Rituel antisémite du Carnaval à Encamp, en Andorre : le symbole juif exécuté publiquement par pendaison simulée, fusillade et immolation.
Un rite traditionnel du Carnaval catalan, célébré dans la paroisse andorrane d’Encamp les 14 et 15 février 2026, a provoqué un scandale international d’antisémitisme après que les organisateurs ont procédé à l’exécution publique d’une effigie marquée de l’Étoile de David – emblème central du judaïsme – dans le cadre de la « penjada del rei Carnestoltes » (pendaison du Roi Carnaval).
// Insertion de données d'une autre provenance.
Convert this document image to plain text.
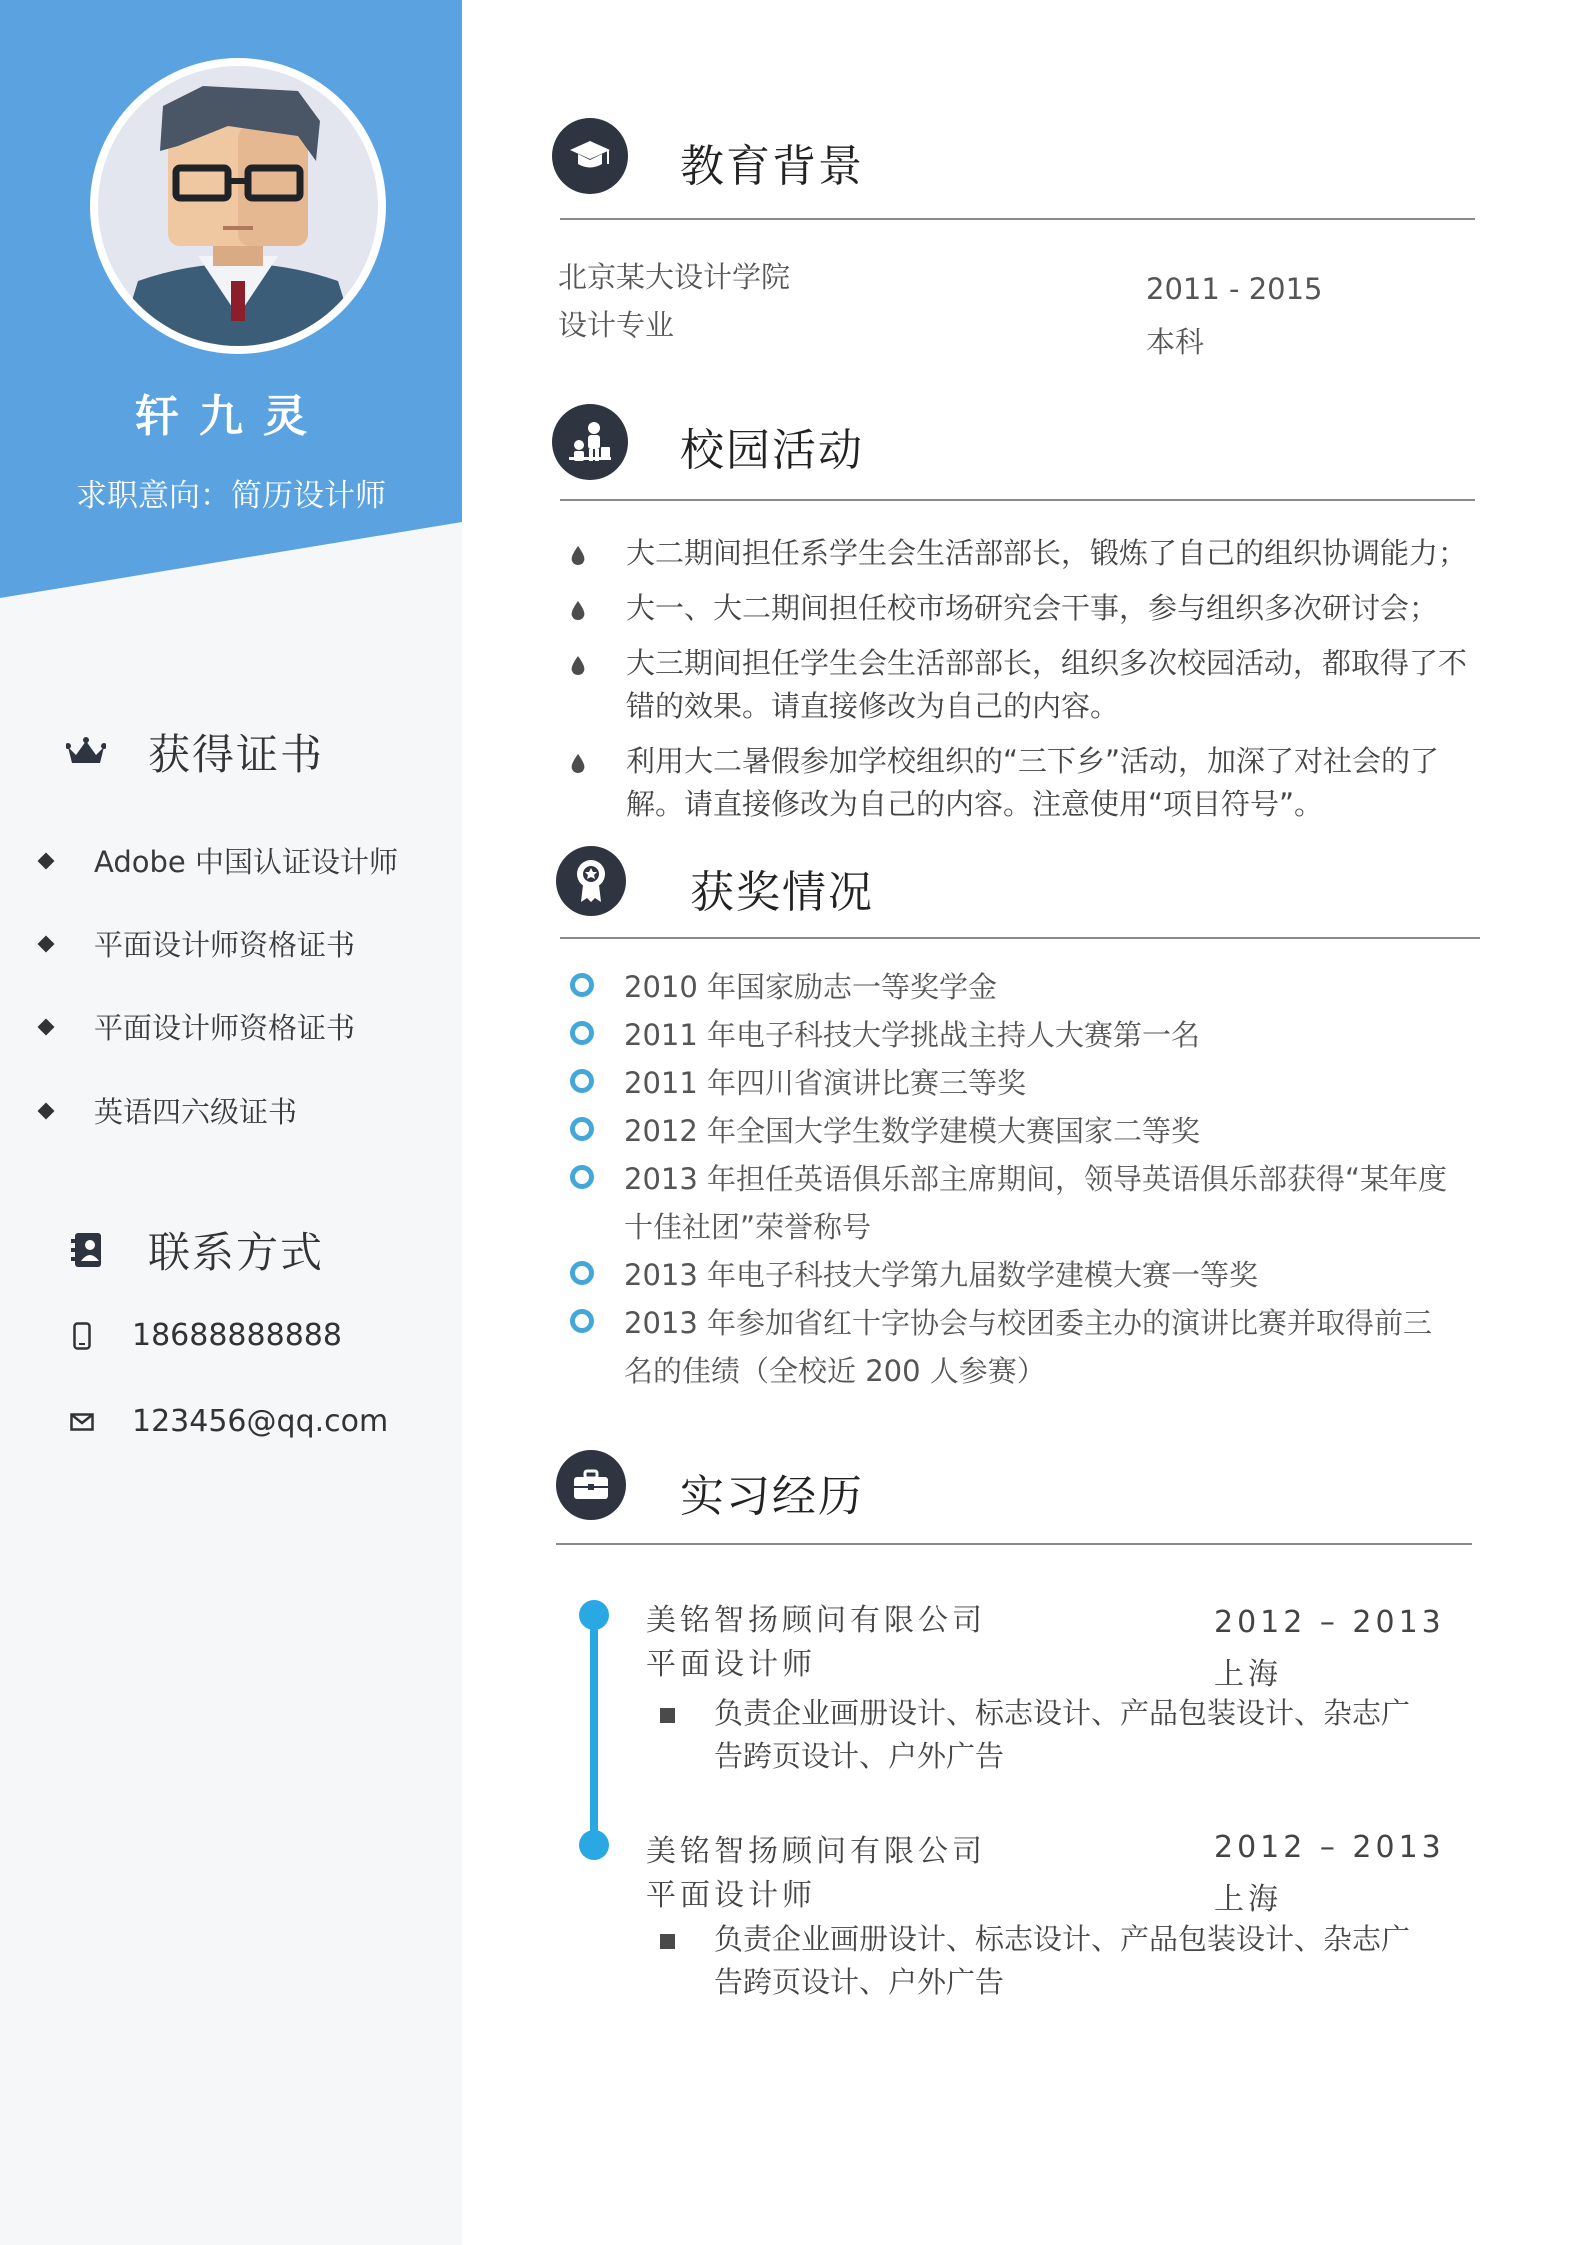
轩九灵
求职意向：简历设计师
获得证书
Adobe 中国认证设计师
平面设计师资格证书
平面设计师资格证书
英语四六级证书
联系方式
18688888888
123456@qq.com
教育背景
北京某大设计学院
设计专业
2011 - 2015
本科
校园活动
大二期间担任系学生会生活部部长，锻炼了自己的组织协调能力；
大一、大二期间担任校市场研究会干事，参与组织多次研讨会；
大三期间担任学生会生活部部长，组织多次校园活动，都取得了不错的效果。请直接修改为自己的内容。
利用大二暑假参加学校组织的“三下乡”活动，加深了对社会的了解。请直接修改为自己的内容。注意使用“项目符号”。
获奖情况
2010 年国家励志一等奖学金
2011 年电子科技大学挑战主持人大赛第一名
2011 年四川省演讲比赛三等奖
2012 年全国大学生数学建模大赛国家二等奖
2013 年担任英语俱乐部主席期间，领导英语俱乐部获得“某年度十佳社团”荣誉称号
2013 年电子科技大学第九届数学建模大赛一等奖
2013 年参加省红十字协会与校团委主办的演讲比赛并取得前三名的佳绩（全校近 200 人参赛）
实习经历
美铭智扬顾问有限公司
平面设计师
2012 – 2013
上海
负责企业画册设计、标志设计、产品包装设计、杂志广告跨页设计、户外广告
美铭智扬顾问有限公司
平面设计师
2012 – 2013
上海
负责企业画册设计、标志设计、产品包装设计、杂志广告跨页设计、户外广告
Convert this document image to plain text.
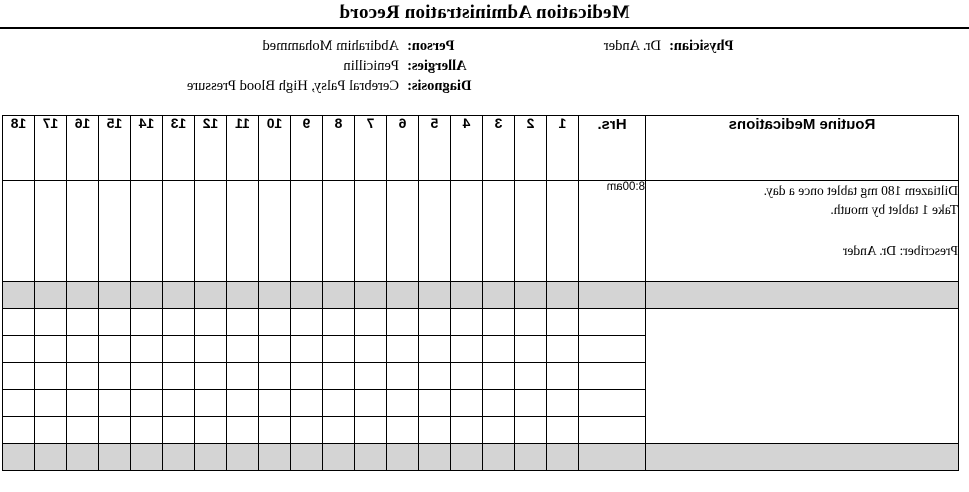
Medication Administration Record
Person:
Abdirahim Mohammed
Allergies:
Penicillin
Diagnosis:
Cerebral Palsy, High Blood Pressure
Physician:
Dr. Ander
Routine Medications	Hrs.	1	2	3	4	5	6	7	8	9	10	11	12	13	14	15	16	17	18

Diltiazem 180 mg tablet once a day.
Take 1 tablet by mouth.
Prescriber: Dr. Ander	8:00am																		
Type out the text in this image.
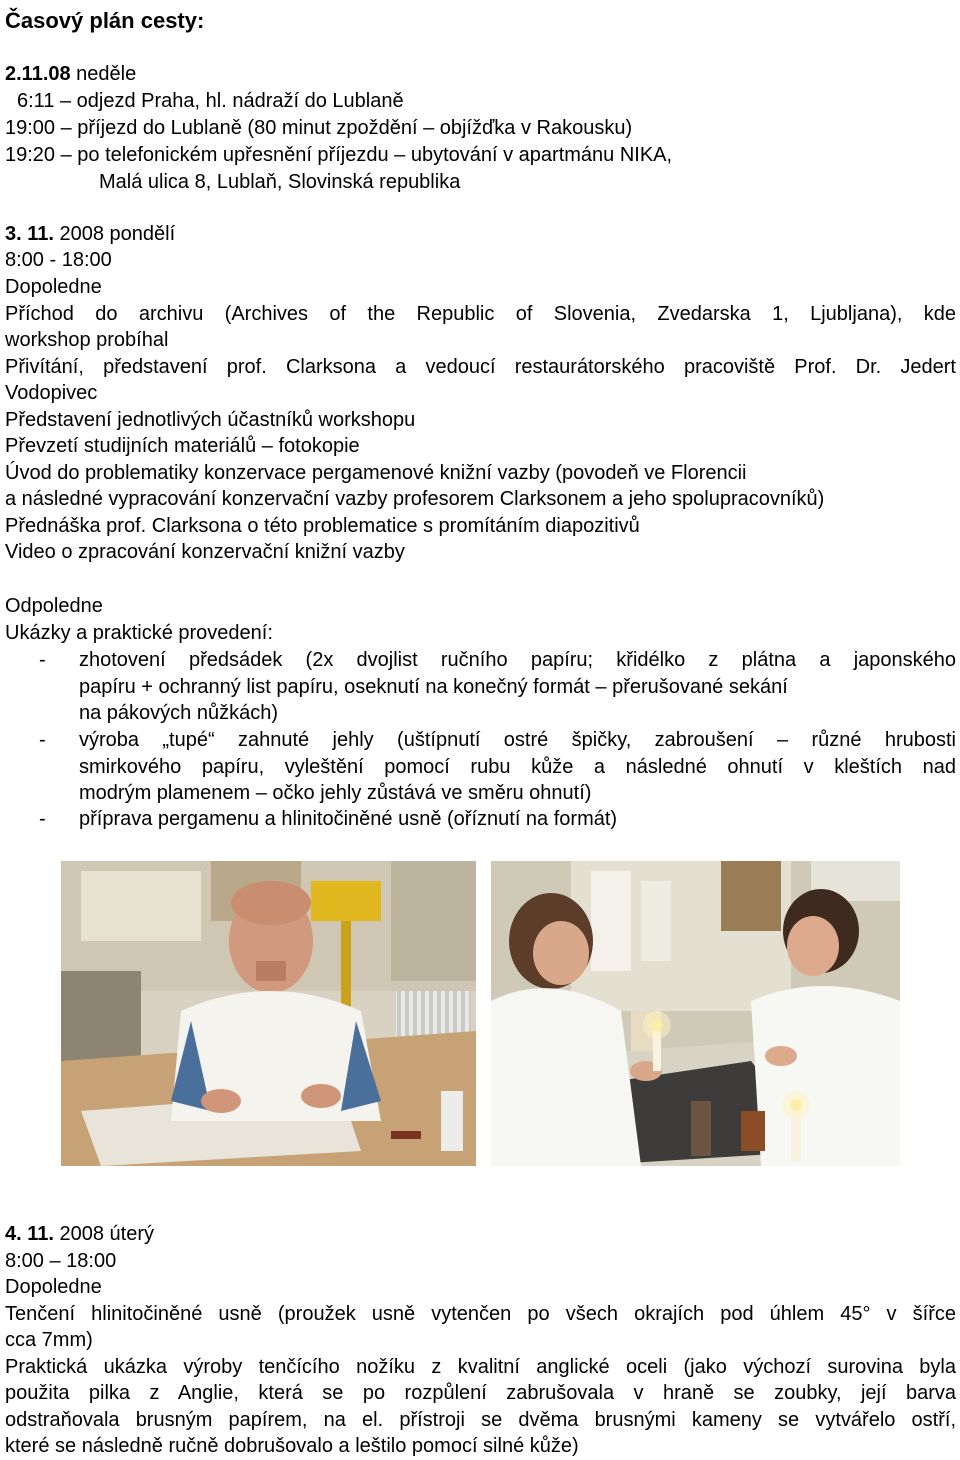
Časový plán cesty:
2.11.08 neděle
6:11 – odjezd Praha, hl. nádraží do Lublaně
19:00 – příjezd do Lublaně (80 minut zpoždění – objížďka v Rakousku)
19:20 – po telefonickém upřesnění příjezdu – ubytování v apartmánu NIKA,
Malá ulica 8, Lublaň, Slovinská republika
3. 11. 2008 pondělí
8:00 - 18:00
Dopoledne
Příchod do archivu (Archives of the Republic of Slovenia, Zvedarska 1, Ljubljana), kde
workshop probíhal
Přivítání, představení prof. Clarksona a vedoucí restaurátorského pracoviště Prof. Dr. Jedert
Vodopivec
Představení jednotlivých účastníků workshopu
Převzetí studijních materiálů – fotokopie
Úvod do problematiky konzervace pergamenové knižní vazby (povodeň ve Florencii
a následné vypracování konzervační vazby profesorem Clarksonem a jeho spolupracovníků)
Přednáška prof. Clarksona o této problematice s promítáním diapozitivů
Video o zpracování konzervační knižní vazby
Odpoledne
Ukázky a praktické provedení:
- zhotovení předsádek (2x dvojlist ručního papíru; křidélko z plátna a japonského
papíru + ochranný list papíru, oseknutí na konečný formát – přerušované sekání
na pákových nůžkách)
- výroba „tupé“ zahnuté jehly (uštípnutí ostré špičky, zabroušení – různé hrubosti
smirkového papíru, vyleštění pomocí rubu kůže a následné ohnutí v kleštích nad
modrým plamenem – očko jehly zůstává ve směru ohnutí)
- příprava pergamenu a hlinitočiněné usně (oříznutí na formát)
4. 11. 2008 úterý
8:00 – 18:00
Dopoledne
Tenčení hlinitočiněné usně (proužek usně vytenčen po všech okrajích pod úhlem 45° v šířce
cca 7mm)
Praktická ukázka výroby tenčícího nožíku z kvalitní anglické oceli (jako výchozí surovina byla
použita pilka z Anglie, která se po rozpůlení zabrušovala v hraně se zoubky, její barva
odstraňovala brusným papírem, na el. přístroji se dvěma brusnými kameny se vytvářelo ostří,
které se následně ručně dobrušovalo a leštilo pomocí silné kůže)
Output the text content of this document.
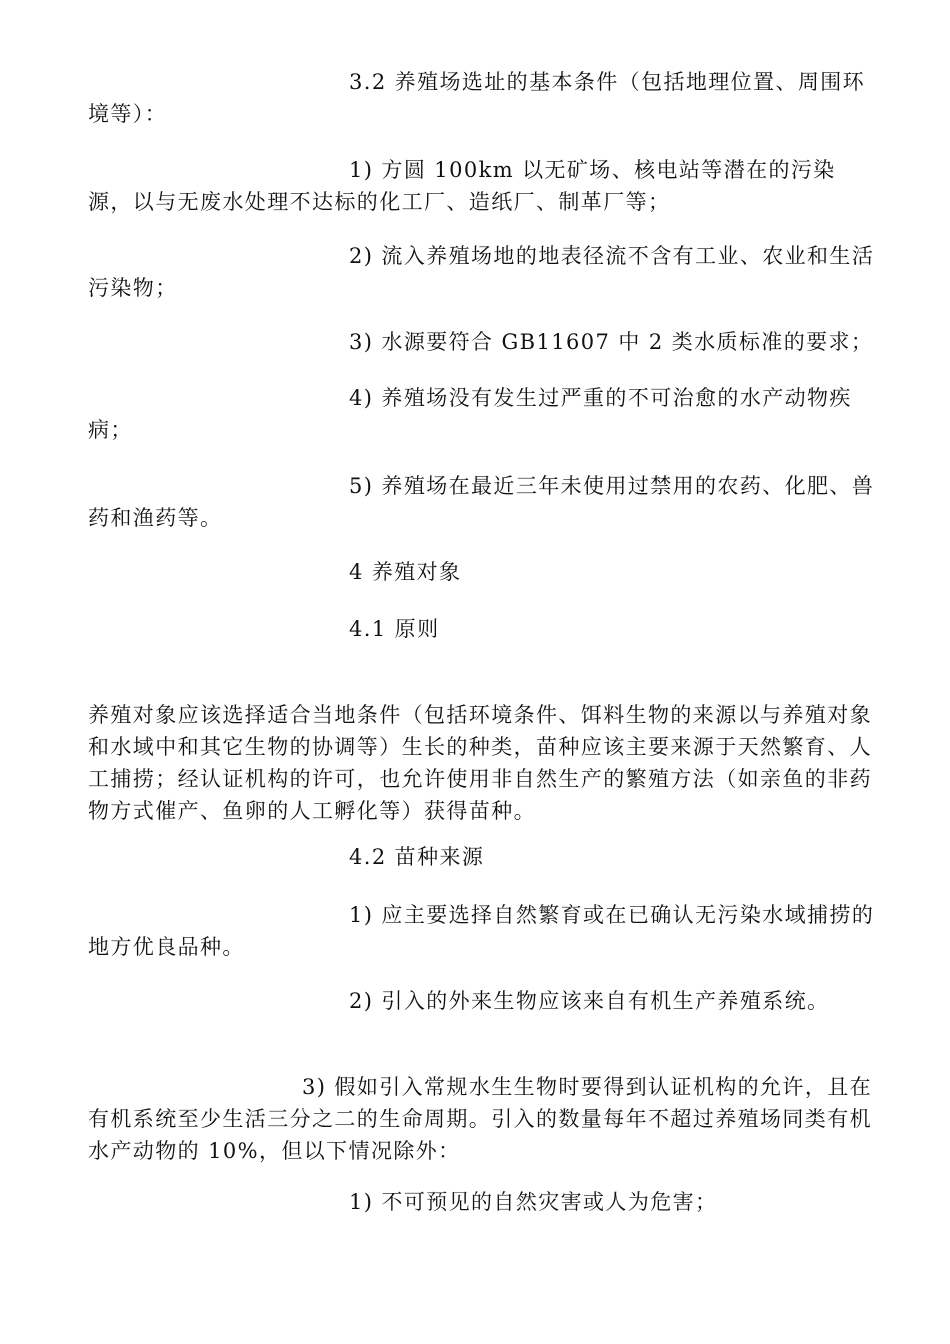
3.2 养殖场选址的基本条件（包括地理位置、周围环境等）：

1) 方圆 100km 以无矿场、核电站等潜在的污染源，以与无废水处理不达标的化工厂、造纸厂、制革厂等；

2) 流入养殖场地的地表径流不含有工业、农业和生活污染物；

3) 水源要符合 GB11607 中 2 类水质标准的要求；

4) 养殖场没有发生过严重的不可治愈的水产动物疾病；

5) 养殖场在最近三年未使用过禁用的农药、化肥、兽药和渔药等。

4 养殖对象

4.1 原则

养殖对象应该选择适合当地条件（包括环境条件、饵料生物的来源以与养殖对象和水域中和其它生物的协调等）生长的种类，苗种应该主要来源于天然繁育、人工捕捞；经认证机构的许可，也允许使用非自然生产的繁殖方法（如亲鱼的非药物方式催产、鱼卵的人工孵化等）获得苗种。

4.2 苗种来源

1) 应主要选择自然繁育或在已确认无污染水域捕捞的地方优良品种。

2) 引入的外来生物应该来自有机生产养殖系统。

3) 假如引入常规水生生物时要得到认证机构的允许，且在有机系统至少生活三分之二的生命周期。引入的数量每年不超过养殖场同类有机水产动物的 10%，但以下情况除外：

1) 不可预见的自然灾害或人为危害；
La mise en scène, largement relayée par le média local altaveuandorra (exactement la publication Instagram et la photographie que vous avez partagées), consistait en une « messe solennelle » satirique intitulée « ofici solemne per Sant Carnavalí ». Des participants costumés en clercs – évêques et prêtres arborant croix et ornements – ont simulé un procès solennel dénonçant la crise du logement andorran et les « populismes internationaux », l’effigie étant explicitement associée au conflit israélo-palestinien.
Le pantin, revêtu des couleurs du drapeau israélien et portant une grande Étoile de David peinte sur le visage et le front, a été promené, jugé, condamné à mort, fusillé publiquement par des trabucaires traditionnels, pendu sur la grand-place, puis brûlé sous les yeux d’une foule où se mêlaient familles et autorités locales.

Aucune caricature ni portrait de Benjamin Netanyahu n’était visible : le seul signe distinctif était l’Étoile de David. Ainsi, ce que les organisateurs ont ensuite présenté comme une « satire politique contre Netanyahu et le génocide à Gaza » s’est mué en une exécution symbolique directe du plus sacré des emblèmes juifs. L’effigie fut ensuite « dérobée » par la paroisse rivale des Arlequins de Canillo, selon l’usage carnavalesque des farces entre villages ; mais le mal était irrémédiablement accompli.
Indignation de la communauté juive
La petite communauté juive d’Andorre – environ cent cinquante à cent soixante âmes, représentée par l’Associació Cultural Israelita de les Valls d’Andorra (ACIVA) – a aussitôt qualifié l’événement d’« indigne, pathétique et d’un antisémitisme pur ». Son président, Isaac Benchluch, a déclaré : « Il ne s’agit pas de parodier un homme politique ; c’est le peuple juif tout entier que l’on pend. Nous sommes juifs andorrans, non israéliens, et cette agression s’est déroulée dans notre propre pays. »
La communauté a reçu l’appui de l’ambassadeur d’Israël en France, a saisi les plus hautes autorités andorranes et réclame des excuses publiques et explicites de la Comissió de Festes d’Encamp et du Comú. Elle juge « insuffisante » et « apologétique » la déclaration des organisateurs (« aucune intention d’offenser une religion ou un peuple – simple satire politique »). Plusieurs membres ont évoqué un retour aux imageries médiévales des pogroms.

Condamnation internationale
L’affaire s’est répandue comme une traînée de poudre :
- Le Congrès juif européen l’a dénoncée comme « un acte profondément troublant qui risque de banaliser l’antisémitisme et l’incitation à la haine ».
- Les médias israéliens et juifs (Ynet, The Jerusalem Post, Algemeiner, Diario Judío) ont parlé d’« exécution simulée d’Israël et du judaïsme » ; les photographies de l’effigie à l’Étoile de David fusillée et pendue sont devenues virales.
- Des parallèles ont été dressés avec les précédents scandales antisémites des carnavals européens (chars belges de 2019, défilés espagnols moquant l’Holocauste en 2020).